Of note is that in saving Luke Smith and getting Jack Harkness a booty call, RTD draws further attention to his presence in that year’s episodes of The Sarah Jane Adventures (a delightful child-friendly spin-off) and his pointed absence from that year’s Torchwood (the monumentally depressing Children of Earth miniseries).
Also of note is that even given the enormous number of Ten-oriented side-stories from audio drama factory Big Finish, the Doctor did not spend an exceptional amount of time as Ten (Ed. note: Roughly 6 years if he’s not lying about his age) – which is why this farewell tour, this ‘last reward’, works so well. This is a man who touched an extraordinary number of people in his relatively short life. For all his swagger and unearned moral high-ground stuff, this was a good man who died doing what he did best.

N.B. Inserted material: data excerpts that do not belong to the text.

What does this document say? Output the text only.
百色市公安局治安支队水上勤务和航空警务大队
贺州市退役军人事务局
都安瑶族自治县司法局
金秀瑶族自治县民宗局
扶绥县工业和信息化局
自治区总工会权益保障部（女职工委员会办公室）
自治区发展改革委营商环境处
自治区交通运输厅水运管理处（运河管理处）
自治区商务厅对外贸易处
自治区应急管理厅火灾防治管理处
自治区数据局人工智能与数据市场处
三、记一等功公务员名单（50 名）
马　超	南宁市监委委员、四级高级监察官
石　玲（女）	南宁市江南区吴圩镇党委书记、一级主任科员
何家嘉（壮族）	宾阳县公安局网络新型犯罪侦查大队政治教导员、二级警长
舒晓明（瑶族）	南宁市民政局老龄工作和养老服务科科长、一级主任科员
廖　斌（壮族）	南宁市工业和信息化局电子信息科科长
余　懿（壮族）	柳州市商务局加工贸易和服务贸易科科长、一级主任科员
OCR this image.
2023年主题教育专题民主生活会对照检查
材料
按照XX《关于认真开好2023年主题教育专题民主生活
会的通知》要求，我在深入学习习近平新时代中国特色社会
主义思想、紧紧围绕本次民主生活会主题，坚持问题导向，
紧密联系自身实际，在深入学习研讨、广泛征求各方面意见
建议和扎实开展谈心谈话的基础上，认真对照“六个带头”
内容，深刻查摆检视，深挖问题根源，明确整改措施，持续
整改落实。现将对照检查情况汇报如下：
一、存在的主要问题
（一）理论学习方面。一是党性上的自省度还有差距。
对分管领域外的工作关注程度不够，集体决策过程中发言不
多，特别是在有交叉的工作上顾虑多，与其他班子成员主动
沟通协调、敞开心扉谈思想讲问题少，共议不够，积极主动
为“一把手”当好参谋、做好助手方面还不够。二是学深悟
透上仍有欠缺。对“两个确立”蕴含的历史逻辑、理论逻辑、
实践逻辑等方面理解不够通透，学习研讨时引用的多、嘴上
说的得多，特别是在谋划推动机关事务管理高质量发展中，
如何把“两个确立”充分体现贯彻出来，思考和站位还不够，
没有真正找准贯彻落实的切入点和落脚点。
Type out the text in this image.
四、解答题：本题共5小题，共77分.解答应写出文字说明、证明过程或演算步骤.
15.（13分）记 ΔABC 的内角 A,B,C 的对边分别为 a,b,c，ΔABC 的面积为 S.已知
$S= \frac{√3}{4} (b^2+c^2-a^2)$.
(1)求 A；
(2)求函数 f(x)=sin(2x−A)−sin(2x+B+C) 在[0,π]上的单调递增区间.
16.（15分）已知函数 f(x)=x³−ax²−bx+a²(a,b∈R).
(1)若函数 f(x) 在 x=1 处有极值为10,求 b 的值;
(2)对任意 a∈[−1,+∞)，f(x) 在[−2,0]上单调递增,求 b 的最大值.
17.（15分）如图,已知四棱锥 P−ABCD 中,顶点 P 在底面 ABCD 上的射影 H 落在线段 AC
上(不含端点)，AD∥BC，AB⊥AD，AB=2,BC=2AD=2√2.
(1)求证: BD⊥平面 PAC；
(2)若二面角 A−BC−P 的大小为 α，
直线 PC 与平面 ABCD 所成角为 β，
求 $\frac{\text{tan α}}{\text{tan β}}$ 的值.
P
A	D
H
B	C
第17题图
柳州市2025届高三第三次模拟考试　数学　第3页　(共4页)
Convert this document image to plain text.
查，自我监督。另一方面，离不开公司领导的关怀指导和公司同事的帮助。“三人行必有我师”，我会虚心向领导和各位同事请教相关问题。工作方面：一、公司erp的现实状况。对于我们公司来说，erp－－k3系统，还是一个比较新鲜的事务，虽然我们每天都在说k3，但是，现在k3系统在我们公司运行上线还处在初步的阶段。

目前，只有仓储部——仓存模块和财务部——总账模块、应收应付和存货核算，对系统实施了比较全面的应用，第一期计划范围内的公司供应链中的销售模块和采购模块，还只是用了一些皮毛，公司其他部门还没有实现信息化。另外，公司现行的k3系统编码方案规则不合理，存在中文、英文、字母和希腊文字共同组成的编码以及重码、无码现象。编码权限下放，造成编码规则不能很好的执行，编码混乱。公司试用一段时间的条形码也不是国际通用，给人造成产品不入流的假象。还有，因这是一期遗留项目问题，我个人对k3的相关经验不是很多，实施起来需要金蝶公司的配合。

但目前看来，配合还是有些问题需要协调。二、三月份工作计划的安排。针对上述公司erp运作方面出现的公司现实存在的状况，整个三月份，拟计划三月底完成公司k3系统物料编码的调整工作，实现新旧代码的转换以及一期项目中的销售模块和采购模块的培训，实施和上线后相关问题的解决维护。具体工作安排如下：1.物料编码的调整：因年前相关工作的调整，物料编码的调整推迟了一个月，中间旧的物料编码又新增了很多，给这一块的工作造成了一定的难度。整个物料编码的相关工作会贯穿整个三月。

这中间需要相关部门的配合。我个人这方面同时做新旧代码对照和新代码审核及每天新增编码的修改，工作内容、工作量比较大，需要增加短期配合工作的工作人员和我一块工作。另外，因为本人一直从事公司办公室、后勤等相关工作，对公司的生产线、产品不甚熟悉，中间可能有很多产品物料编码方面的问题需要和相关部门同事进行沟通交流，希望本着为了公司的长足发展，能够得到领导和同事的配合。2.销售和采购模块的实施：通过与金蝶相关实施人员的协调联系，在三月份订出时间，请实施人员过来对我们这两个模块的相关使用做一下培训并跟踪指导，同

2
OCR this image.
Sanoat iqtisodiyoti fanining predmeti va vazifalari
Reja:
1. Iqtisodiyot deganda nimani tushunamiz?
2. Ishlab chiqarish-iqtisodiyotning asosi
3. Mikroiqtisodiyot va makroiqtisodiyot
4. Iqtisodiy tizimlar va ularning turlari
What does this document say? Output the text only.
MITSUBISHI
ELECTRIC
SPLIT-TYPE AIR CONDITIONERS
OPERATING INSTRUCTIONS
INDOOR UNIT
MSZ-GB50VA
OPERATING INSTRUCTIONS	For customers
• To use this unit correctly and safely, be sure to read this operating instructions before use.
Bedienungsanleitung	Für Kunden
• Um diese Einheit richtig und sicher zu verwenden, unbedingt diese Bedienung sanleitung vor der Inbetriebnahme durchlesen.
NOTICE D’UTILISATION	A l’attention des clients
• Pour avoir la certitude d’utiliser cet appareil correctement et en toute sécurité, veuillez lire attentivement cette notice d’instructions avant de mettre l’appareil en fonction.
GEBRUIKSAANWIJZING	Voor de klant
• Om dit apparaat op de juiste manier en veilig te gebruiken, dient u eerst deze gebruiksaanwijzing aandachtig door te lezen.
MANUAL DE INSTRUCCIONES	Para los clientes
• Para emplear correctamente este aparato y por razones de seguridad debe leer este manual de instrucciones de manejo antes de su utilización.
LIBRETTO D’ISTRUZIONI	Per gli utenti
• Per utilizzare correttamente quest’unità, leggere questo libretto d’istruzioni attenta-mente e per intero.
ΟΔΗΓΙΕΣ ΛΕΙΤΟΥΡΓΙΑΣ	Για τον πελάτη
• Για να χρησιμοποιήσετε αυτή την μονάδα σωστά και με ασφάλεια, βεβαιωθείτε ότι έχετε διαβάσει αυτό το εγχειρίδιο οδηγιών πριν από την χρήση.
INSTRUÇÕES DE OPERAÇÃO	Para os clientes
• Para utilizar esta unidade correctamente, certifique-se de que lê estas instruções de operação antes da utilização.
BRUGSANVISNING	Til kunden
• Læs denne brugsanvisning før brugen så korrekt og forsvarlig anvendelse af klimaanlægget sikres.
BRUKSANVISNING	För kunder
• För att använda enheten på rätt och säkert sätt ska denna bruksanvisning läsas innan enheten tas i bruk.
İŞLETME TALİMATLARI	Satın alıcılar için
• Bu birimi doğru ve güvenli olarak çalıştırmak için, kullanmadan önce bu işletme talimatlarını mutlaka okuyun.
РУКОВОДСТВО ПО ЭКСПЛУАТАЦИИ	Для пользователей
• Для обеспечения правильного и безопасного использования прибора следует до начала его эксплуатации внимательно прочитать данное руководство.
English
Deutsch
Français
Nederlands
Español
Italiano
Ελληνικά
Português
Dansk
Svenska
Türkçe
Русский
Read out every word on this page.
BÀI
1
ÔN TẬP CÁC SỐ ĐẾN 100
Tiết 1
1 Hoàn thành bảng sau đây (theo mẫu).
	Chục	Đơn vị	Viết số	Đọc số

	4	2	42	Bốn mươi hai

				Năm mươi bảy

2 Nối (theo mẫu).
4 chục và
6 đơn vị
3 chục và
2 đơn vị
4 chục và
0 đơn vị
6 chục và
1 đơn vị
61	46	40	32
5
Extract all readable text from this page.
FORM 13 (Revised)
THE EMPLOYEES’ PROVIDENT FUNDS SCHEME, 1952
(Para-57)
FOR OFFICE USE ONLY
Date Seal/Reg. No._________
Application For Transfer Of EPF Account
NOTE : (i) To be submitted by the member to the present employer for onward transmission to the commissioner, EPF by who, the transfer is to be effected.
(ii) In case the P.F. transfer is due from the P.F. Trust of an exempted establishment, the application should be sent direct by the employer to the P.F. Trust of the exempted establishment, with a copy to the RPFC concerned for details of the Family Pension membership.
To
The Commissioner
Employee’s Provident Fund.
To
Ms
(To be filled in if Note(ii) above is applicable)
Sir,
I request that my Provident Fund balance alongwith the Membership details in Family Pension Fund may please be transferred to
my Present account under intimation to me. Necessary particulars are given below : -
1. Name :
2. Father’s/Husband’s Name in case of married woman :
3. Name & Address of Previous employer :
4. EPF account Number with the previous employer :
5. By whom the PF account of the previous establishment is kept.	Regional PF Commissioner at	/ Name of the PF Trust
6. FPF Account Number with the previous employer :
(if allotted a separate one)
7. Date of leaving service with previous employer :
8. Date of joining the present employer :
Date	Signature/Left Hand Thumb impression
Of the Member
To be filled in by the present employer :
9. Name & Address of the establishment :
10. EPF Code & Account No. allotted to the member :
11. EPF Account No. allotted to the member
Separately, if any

And in that dying moment comes one of the more iconic music pieces of the RTD run (somehow I’ve managed to avoid mentioning the output of Murray Gold (Ed. note The unsung MVP of Revival Who), who will remain on the show from Series 1 all the way to Series 10!) as the Tenth Doctor admits what he would never admit to anyone else – that he doesn’t want to die – before, of course, dying in spectacular fashion.
Enter Matt Smith as the Eleventh, exeunt Russel T. Davies as showrunner, and get ready for the next entry in the modern tradition of “ah shit fuck I just regenerated and the TARDIS is crashing”!